Once it is clean, the kitchen is quiet, waiting. Everything glitters in white and gray.
In the evenings the cacophony returns, swelling with the smells and sounds of cooking. On the weekends Mizrahi or Latin music fills the space with fresh color. Wine is drunk. Peppers and onions are chopped, garlic sizzling in the pan. The kitchen is bathed in light and warmth and delicious aromas.
Outside, the trees are painted against the sky, and squirrels skitter past. It is hard not to look out the window while at the sink, watching the small yard blossom and hoping for deer. Turning to hand a spoon to a child or refill a glass of water.
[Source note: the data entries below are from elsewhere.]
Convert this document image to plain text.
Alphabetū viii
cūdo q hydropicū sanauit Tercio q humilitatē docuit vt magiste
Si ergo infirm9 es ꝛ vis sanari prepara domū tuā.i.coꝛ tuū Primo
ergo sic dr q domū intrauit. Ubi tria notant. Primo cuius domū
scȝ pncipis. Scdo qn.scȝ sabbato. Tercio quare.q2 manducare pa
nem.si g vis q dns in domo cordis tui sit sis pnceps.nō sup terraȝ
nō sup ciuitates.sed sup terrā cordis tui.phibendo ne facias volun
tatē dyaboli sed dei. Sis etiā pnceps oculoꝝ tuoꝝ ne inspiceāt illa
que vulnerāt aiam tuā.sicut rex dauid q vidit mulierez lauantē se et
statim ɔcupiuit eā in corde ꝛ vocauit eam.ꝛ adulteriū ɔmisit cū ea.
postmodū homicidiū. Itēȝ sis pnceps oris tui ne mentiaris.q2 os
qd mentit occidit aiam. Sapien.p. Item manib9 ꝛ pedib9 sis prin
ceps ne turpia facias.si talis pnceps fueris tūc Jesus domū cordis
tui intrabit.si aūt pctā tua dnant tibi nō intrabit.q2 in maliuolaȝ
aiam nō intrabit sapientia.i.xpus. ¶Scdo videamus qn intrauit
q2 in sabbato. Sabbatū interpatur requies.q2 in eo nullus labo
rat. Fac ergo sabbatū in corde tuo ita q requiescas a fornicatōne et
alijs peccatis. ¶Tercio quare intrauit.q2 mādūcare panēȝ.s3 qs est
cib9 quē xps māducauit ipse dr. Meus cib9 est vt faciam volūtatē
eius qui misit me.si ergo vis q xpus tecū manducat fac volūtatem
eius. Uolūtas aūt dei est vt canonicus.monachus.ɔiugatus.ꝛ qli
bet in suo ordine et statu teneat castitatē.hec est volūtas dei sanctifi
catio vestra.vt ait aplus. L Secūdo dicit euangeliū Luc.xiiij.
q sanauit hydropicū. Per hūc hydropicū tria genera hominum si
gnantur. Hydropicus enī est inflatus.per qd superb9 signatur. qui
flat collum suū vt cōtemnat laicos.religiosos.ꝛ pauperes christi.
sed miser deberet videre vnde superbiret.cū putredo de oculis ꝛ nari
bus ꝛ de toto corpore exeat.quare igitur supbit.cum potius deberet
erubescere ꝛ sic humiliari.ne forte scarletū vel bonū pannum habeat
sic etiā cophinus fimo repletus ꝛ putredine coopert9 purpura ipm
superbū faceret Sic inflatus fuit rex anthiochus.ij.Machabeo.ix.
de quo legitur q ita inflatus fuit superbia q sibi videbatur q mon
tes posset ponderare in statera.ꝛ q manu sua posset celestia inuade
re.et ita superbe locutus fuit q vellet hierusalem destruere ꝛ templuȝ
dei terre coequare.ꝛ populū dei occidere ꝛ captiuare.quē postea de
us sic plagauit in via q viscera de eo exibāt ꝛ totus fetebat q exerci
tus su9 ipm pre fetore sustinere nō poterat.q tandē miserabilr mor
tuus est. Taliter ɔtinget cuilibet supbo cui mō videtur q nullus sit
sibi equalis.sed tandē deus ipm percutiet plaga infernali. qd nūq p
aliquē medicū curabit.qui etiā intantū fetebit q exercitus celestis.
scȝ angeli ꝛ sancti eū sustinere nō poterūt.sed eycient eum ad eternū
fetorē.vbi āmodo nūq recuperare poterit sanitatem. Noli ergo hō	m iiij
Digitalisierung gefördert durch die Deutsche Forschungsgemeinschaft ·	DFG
This kitchen has witnessed countless bowls of Mac and Cheese and infinite batches of hummus being made, a blend of Middle Eastern and American, adult and child, hunger and satiety, weary and exuberant emotions tumbling together in a tumult of spice, laughter and exasperated shouting.
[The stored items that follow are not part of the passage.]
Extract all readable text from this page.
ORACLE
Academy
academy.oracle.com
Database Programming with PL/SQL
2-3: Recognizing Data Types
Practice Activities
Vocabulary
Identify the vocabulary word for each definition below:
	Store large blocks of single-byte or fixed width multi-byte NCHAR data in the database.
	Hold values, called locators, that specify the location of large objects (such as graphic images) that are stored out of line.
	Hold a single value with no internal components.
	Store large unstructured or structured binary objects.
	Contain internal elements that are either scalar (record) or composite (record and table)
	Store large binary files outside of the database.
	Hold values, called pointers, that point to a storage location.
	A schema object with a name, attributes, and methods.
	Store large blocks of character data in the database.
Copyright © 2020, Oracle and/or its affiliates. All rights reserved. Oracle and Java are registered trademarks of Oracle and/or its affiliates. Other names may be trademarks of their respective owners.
It smells like bleach or garlic, hot paprika or the nothing aroma of mozzarella. The counter is always riddled with the artifacts of childhood: a brightly colored barrette, small rubber toys, a new box of crayons, a stick from the woods believed to be a magic wand.
Someone wipes the stovetop with a wet rag, and places the last clean mug in the cupboard. Someone is calling in the distance. Someone is getting a glass of water, standing on tiptoe to reach the spigot. Someone is being hugged. Someone is crying, dejectedly. Someone is hiding, giggling with delight.
The kitchen is the center of family life. It is the recipe for gathering. It is everything that means home.